Originally started in response to the Mainland China's efforts to accelerate its control of the regional government - something that the United Kingdom negotiated during the 1997 transition to not happen until 2047 - through an aggressive extradition deal, the protests have continued on since March of this year and escalated into marches and sit-ins across every street and business center.
Hong Kong residents are well aware of the kind of suppression and loss of civil liberties that await them if the Chinese central government takes over everything, and they're not waiting for that to take away the rights they're used to having.
Unfortunately, the Chinese government - still self-serving and corrupt - has faced this problem before... and the last time it happened it got real bloody real quick and the only thing left afterward was the international condemnation and little else. China kept chugging along after Tiananmen, because other nations needed to do business with that country for its resources and workforce.
Hong Kong is different, though. It still has the unofficial protection of the United Kingdom and the Commonwealth. The province itself is viewed as "special" as a global city. Any overt crackdown and the world could respond with more than angry words this time.
The problem of a violent reaction by the corrupt regime still troubles me. It's the only move - invading Tibet, crushing democracy reformers, shoving religious ethnics like the Uighurs into re-education/torture camps - the government knows.
But the residents of Hong Kong can't back down either. Their entire way of life, even tied to the rest of China as they are now, revolves around the ability to speak their minds, question any acts of corruption, stand for rights as people against any political force that would treat them poorly. They'll listen to offers of compromise but not demands for surrender.

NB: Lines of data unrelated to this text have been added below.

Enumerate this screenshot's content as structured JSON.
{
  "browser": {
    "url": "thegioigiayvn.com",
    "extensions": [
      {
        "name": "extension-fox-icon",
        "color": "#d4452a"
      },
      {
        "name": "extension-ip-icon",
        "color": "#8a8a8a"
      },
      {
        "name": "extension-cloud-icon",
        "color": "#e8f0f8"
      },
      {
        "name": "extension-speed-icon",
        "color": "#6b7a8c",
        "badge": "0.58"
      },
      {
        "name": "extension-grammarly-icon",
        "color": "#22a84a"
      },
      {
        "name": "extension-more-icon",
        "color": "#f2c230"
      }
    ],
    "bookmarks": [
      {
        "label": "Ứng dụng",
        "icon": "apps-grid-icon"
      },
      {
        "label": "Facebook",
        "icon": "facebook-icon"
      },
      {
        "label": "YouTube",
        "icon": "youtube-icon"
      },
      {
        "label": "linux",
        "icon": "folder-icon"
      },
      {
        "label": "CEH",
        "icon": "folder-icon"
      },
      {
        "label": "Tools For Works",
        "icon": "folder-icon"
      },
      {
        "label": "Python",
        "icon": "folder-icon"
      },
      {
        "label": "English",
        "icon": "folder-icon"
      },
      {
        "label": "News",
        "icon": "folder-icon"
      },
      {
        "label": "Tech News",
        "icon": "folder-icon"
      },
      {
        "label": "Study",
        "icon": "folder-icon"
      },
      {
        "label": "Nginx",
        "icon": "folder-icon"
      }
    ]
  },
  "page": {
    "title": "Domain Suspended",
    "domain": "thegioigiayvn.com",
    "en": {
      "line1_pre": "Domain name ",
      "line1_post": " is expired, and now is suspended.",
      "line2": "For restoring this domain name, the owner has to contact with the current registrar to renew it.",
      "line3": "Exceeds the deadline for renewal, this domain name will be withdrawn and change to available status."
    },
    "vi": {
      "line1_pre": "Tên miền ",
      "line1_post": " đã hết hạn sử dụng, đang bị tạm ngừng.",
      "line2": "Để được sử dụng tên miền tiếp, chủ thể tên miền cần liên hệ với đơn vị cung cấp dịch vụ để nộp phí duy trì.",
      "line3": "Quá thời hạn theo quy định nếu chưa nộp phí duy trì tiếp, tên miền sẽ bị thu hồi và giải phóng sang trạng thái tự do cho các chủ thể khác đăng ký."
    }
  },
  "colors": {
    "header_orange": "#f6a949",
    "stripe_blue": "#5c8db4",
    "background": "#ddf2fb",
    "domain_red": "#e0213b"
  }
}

This is not going to end well. I wish it would, I hope saner heads may prevail and some compromise reached... but we're talking about authoritarian bullies who had no problem sending in the tanks before and won't have any doubts about doing it again.
Stay safe, Hong Kong.
Update: Woke up to this Atlantic article that spells out in better detail just how bad the situation is. The Chinese government is shackled by a zero-sum, our-way-or-the-highway mentality that makes compromise next to impossible. To quote Michael Schuman's article:
All governments, of course, have a habit of insisting they are in the right. But China finds altering course especially difficult, mainly because of how its domestic political system functions. As an authoritarian regime—and one that is more and more centered on a personal cult surrounding Xi Jinping—admitting fault is perceived as a threat to credibility. Nor is it clear how much bad news filters up to top decision makers through a bureaucracy fearful that policy disagreements could be mistaken for disloyalty. Compounding matters is the historical narrative marketed domestically by Beijing, in which the party stars as the defender of the Chinese nation against foreign imperialists who have preyed upon the country for more than a century. “They haven’t been treated well; now they have a right to stand up and be a great power,” Glaser said of the thinking. “All of this leads the Chinese to believe that their interests are more important than others.”
It's a serious - and lethal - flaw in governance that is not going to end well either way.
1 comment:
Add to that that Xi doesn't want to appear weak in the trade war that is not helping their decelerating economy.